Proceedings were initiated during the term of the loan regarding an alleged event of default which were resolved in 2023. However, part of the loan remained unpaid at the end of its term, constituting an event of default under the facility agreement, and triggering a contractual default interest clause.
The court initially found that the default interest provision in the facility agreement was penal. That finding was overturned by the Court of Appeal, which found that a lender has a good commercial justification for charging a default rate of interest following a failure to repay2. The Court of Appeal remitted the matter of whether the default rate was extortionate to the first instance judge.
The judge had before him witness evidence as to how and why the default rate was set, the credit and other circumstances of the borrower, and expert evidence as to the wider market and default rates charged.
The primary issue before the Court was whether a default rate (which applied to both repayment obligations and other primary obligations) under a facility agreement was penal, and in particular, whether a rate of 4% per month was extortionate when compared with a standard contractual rate of 1% per month, and a market standard default rate of 3% per month.
The court’s decision
Whilst the Court of Appeal has indicated that repayment of a loan will always be a legitimate interest for default interest provisions, the judge distinguished this case from Lordsvale, Ahuja and Cargill as those cases had only been concerned with a default rate in the context of non-payment3.
This case involved a default rate which applied to numerous different types of default under the facility agreement, some of which were automatic, for example the borrower being subject to a judgment debt over a certain threshold. This was relevant as the Westwood4case suggested that using one default rate across multiple such obligations may be an indication of penalty.
The judge conducted a sustained analysis of these types of default and concluded that the borrower had a legitimate interest in protecting each of them with a default rate. This was particularly the case where a default could (a) cause significant harm to the lender by way of causing it to be in breach of relevant legislation, and (b) could impact the borrower’s ability to repay the loaned amounts, something that was particularly pertinent for short term bridging lending.
Having satisfied himself as to the legitimate interest of the lender, as required by Makdessi, the judge then assessed whether the rate was extortionate. He indicated that he had changed his mind on this point from his first instance decision on the basis of new evidence heard at the remitted hearing. Specifically, the judge heard and accepted evidence that a small change in the borrower’s financial/credit position could have a big impact on their ability to refinance, and therefore to repay the loan. Accordingly, a default rate which was higher than market rate was not extortionate in this context given the magnitude of the default it was attempting to guard against.
Conclusion
In conclusion, parties should have in mind that default interest provisions can have a legitimate interest for multiple reasons, not just non-payment.
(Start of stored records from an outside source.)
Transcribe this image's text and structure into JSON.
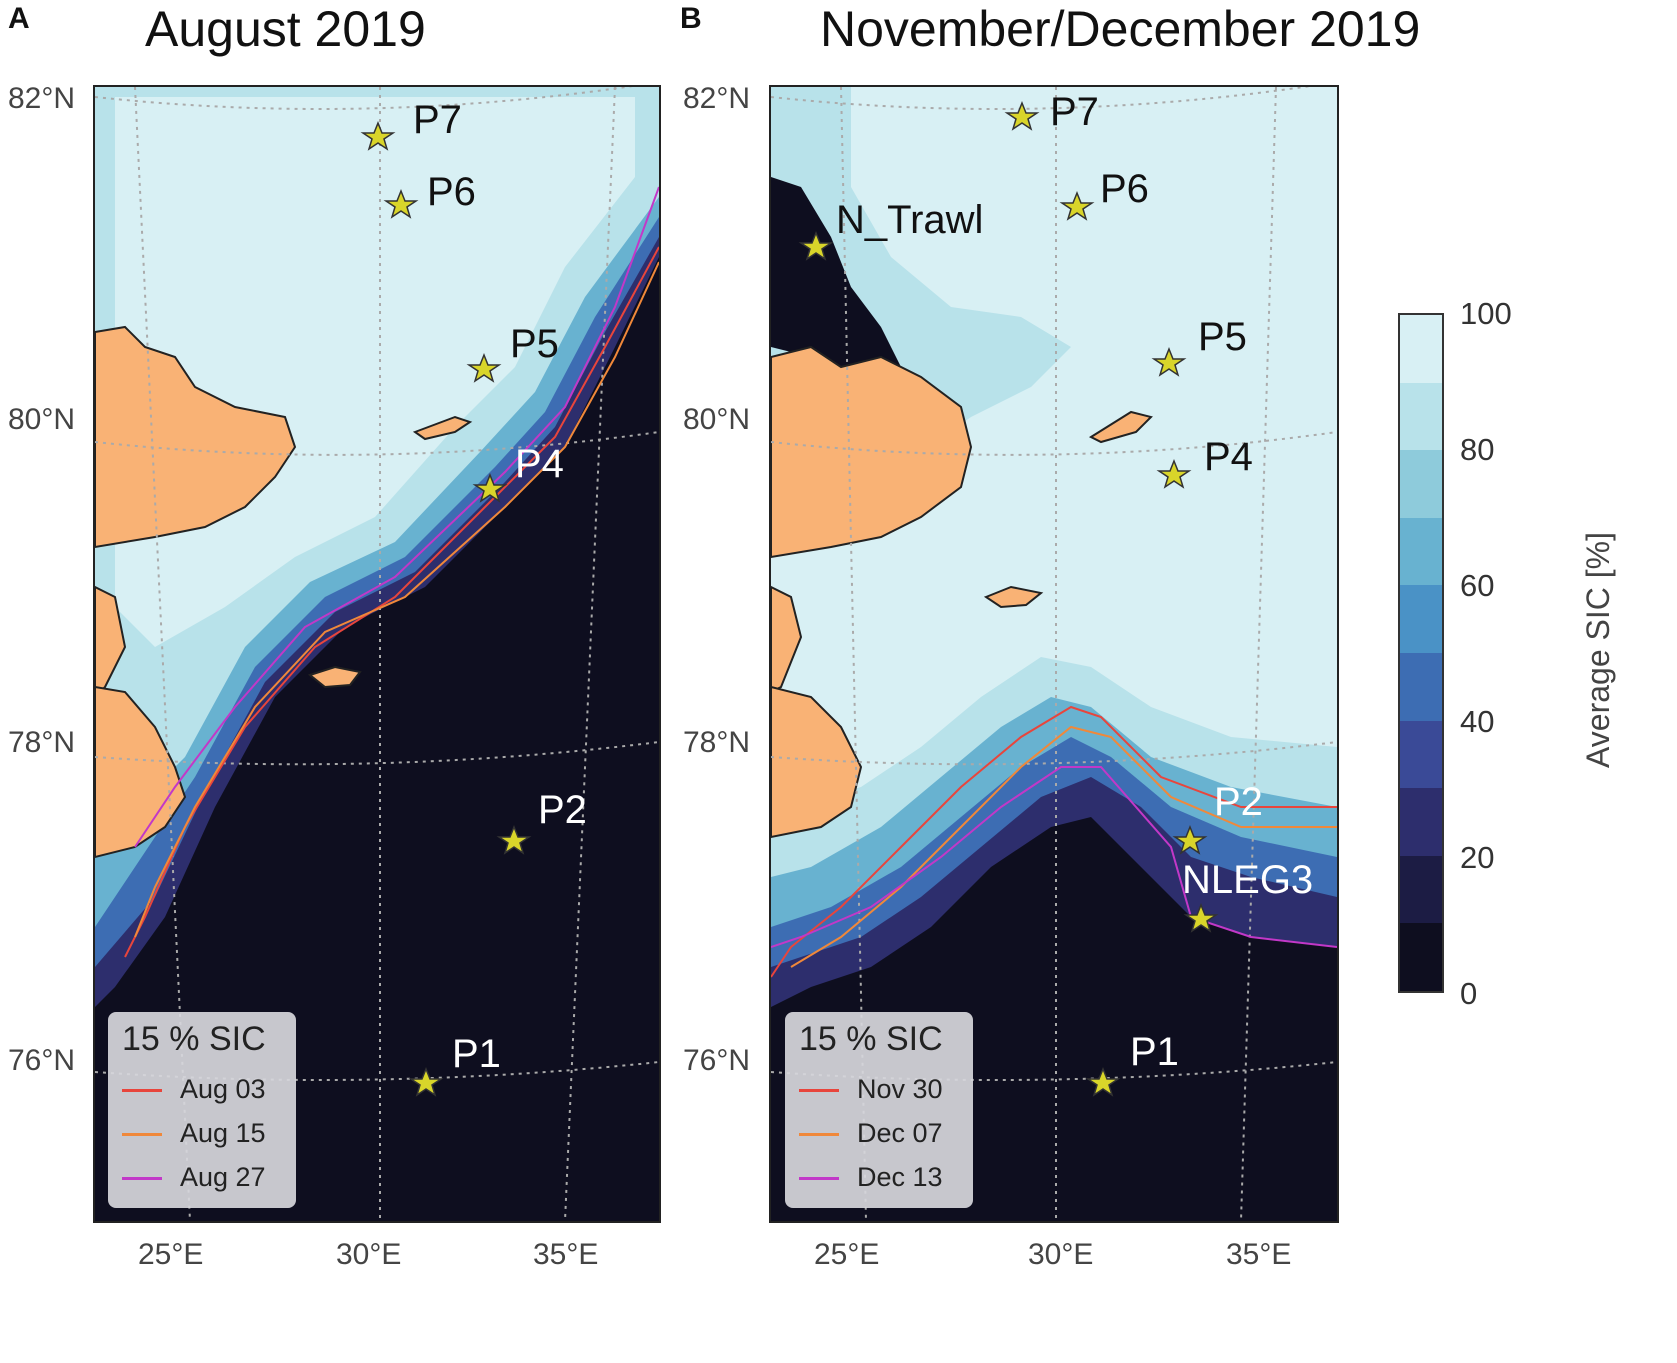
{
  "panels": [
    {
      "letter": "A",
      "title": "August 2019",
      "lat_labels": [
        "82°N",
        "80°N",
        "78°N",
        "76°N"
      ],
      "lon_labels": [
        "25°E",
        "30°E",
        "35°E"
      ],
      "legend": {
        "title": "15 % SIC",
        "entries": [
          {
            "label": "Aug 03",
            "color": "#e8453c"
          },
          {
            "label": "Aug 15",
            "color": "#f0883a"
          },
          {
            "label": "Aug 27",
            "color": "#c238c8"
          }
        ]
      },
      "stations": [
        "P7",
        "P6",
        "P5",
        "P4",
        "P2",
        "P1"
      ]
    },
    {
      "letter": "B",
      "title": "November/December 2019",
      "lat_labels": [
        "82°N",
        "80°N",
        "78°N",
        "76°N"
      ],
      "lon_labels": [
        "25°E",
        "30°E",
        "35°E"
      ],
      "legend": {
        "title": "15 % SIC",
        "entries": [
          {
            "label": "Nov 30",
            "color": "#e8453c"
          },
          {
            "label": "Dec 07",
            "color": "#f0883a"
          },
          {
            "label": "Dec 13",
            "color": "#c238c8"
          }
        ]
      },
      "stations": [
        "P7",
        "P6",
        "N_Trawl",
        "P5",
        "P4",
        "P2",
        "NLEG3",
        "P1"
      ]
    }
  ],
  "colorbar": {
    "title": "Average SIC [%]",
    "ticks": [
      "100",
      "80",
      "60",
      "40",
      "20",
      "0"
    ],
    "colors": [
      "#d8f0f4",
      "#b8e2ea",
      "#8ecbdb",
      "#68b2d0",
      "#4a92c6",
      "#3d6db3",
      "#3a4a97",
      "#2d2e6d",
      "#1c1c44",
      "#0e0e1f"
    ]
  },
  "colors": {
    "land": "#f9b275",
    "ice_full": "#d8f0f4",
    "open_water": "#0e0e1f",
    "station_marker": "#d9d52a"
  }
}
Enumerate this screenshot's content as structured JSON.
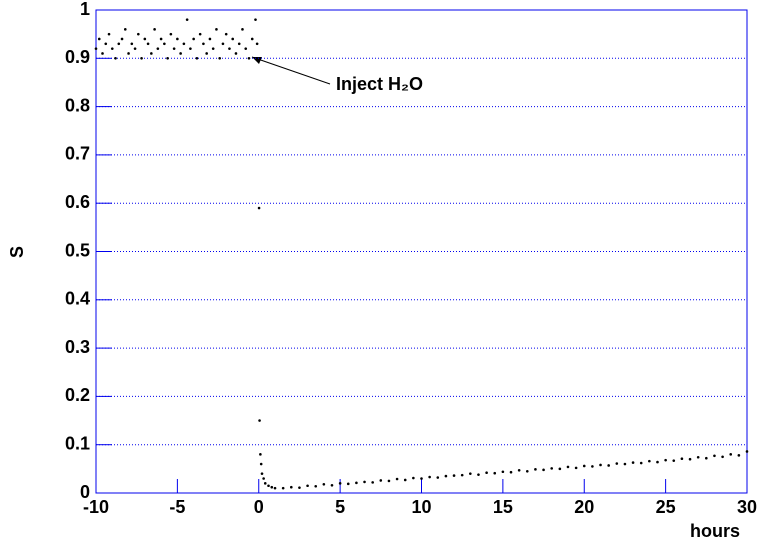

However, that also means that a default interest will be tested against all of those reasons, rather than just one or two where there is a clear legitimate interest. Witness and expert evidence remains vital in evidencing whether or not a rate is extortionate.
Footnotes
1 Cavendish Square Holding BV v Talal El Makdessi [2015] UKSC 67
2 Houssein and Ors v London Credit and another [2024] EWCA Civ 721
3 Lordsvale Finance plc v Bank of Zambia [1996] QB 752; Cargill International Trading PTE Ltd v Uttam Galva Steels [2019] EWHC 476 (Comm); Ahuja Investments Ltd v Victorygame Ltd [2021] EWHC 2382 (Ch).
4 Vivienne Westwood v Conduit Street [2017] EWHC 350 (Ch).